La terre des morts

L'ouvrage:
Paris. Une strip-teaseuse a été assassinée. Son visage a été mutilé, et le tueur lui a enfoncé une pierre dans la gorge. Après qu'une équipe de policiers a travaillé sur l'affaire, et en a été dessaisie faute de pistes, c'est l'équipe de Stéphane Corso qui en est chargée.

Critique:
Ce roman m'a plu. J'ai retrouvé quelques éléments qui m'agacent, mais je les pardonne à l'auteur. Par exemple, il y a des meurtres macabres, un thème qui m'ennuie et me fatigue beaucoup. Autre exemple: on a affaire à un policier cabossé depuis l'enfance qui se débat entre ses traumatismes passés et des choses douloureuses qu'il vit dans le présent, qui flirte avec le danger, l'illégalité... Cela aussi m'exaspère, mais ici, j'ai fait avec...

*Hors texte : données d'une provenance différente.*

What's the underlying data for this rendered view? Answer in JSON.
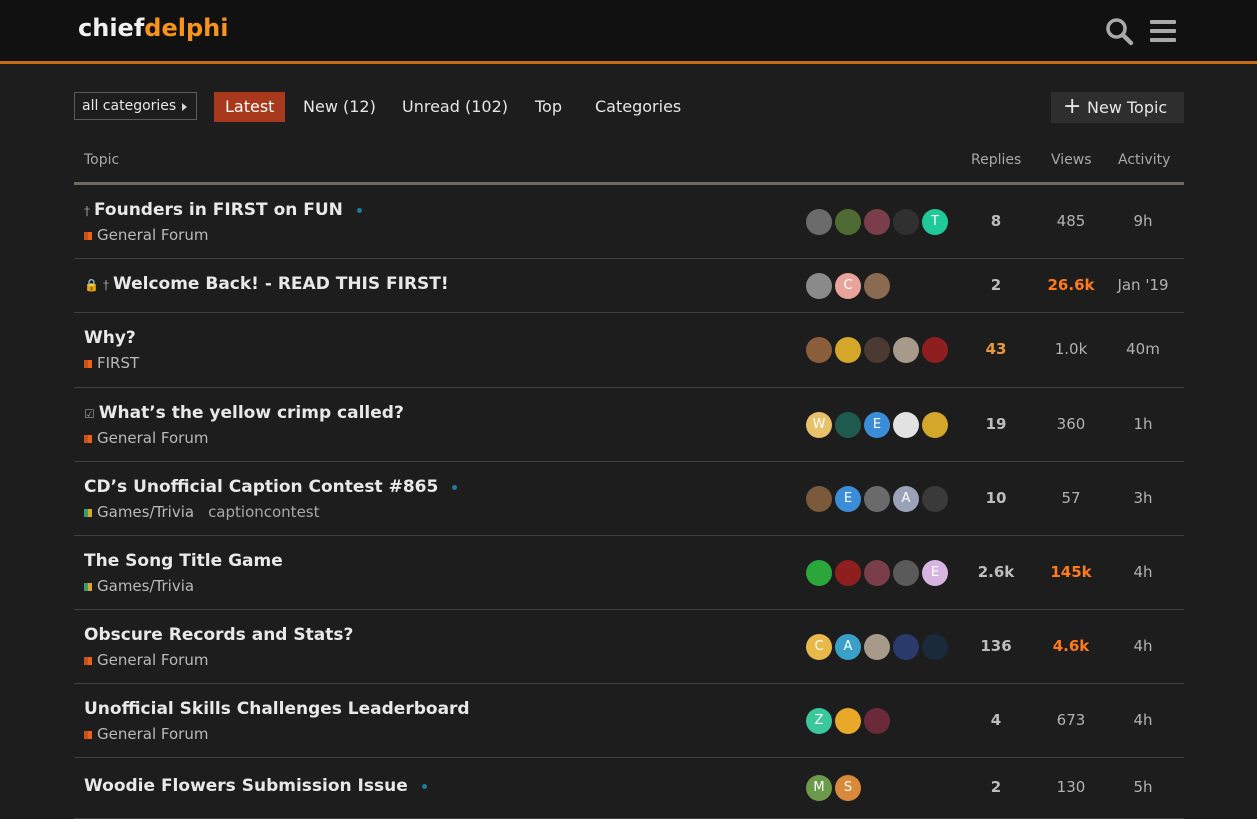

Très rapidement, j'ai souhaité que le coupable soit un personnage que je détestais. De ce fait, dès qu'une nouveauté apparaissait, j'échafaudais une explication qui se tenait et inculpait le personnage haï. J'ai été déçue que ce personnage ne soit pas du tout coupable parce que je ne l'aimais pas, mais aussi parce que je trouvais que mes explications concernant sa possible implication s'imbriquaient parfaitement dans les éléments de l'affaire. Souvent, quand j'ai des hypothèses qui se révèlent fausses, je trouve que l'auteur a bien mieux fait que moi. Ici, l'auteur a très bien fait, mais pour une fois, mes échafaudages n'étaient pas si branlants.

Si le livre est long, il ne traîne pas. L'auteur prépare ses effets et ses révélations. Il n'y a pas d'incohérences. Les rebondissements sont intéressants parce qu'à chacun d'eux, le lecteur ne sait pas vraiment quoi croire. Moi, bien sûr, je m'acharnais sur mon personnage détesté, donc ce qui me permettait de l'inclure dans le canevas me plaisait. À part cela, chaque rebondissement invite le lecteur à faire attention à ce qu'il croit savoir, d'une manière générale, sur son entourage. Lorsque le personnage coupable a fini par livrer le fond de son âme, j'ai trouvé qu'il y avait une certaine cohérence dans sa façon de penser. Non que j'approuve ses actes, mais j'ai trouvé que l'auteur avait bien construit son personnage.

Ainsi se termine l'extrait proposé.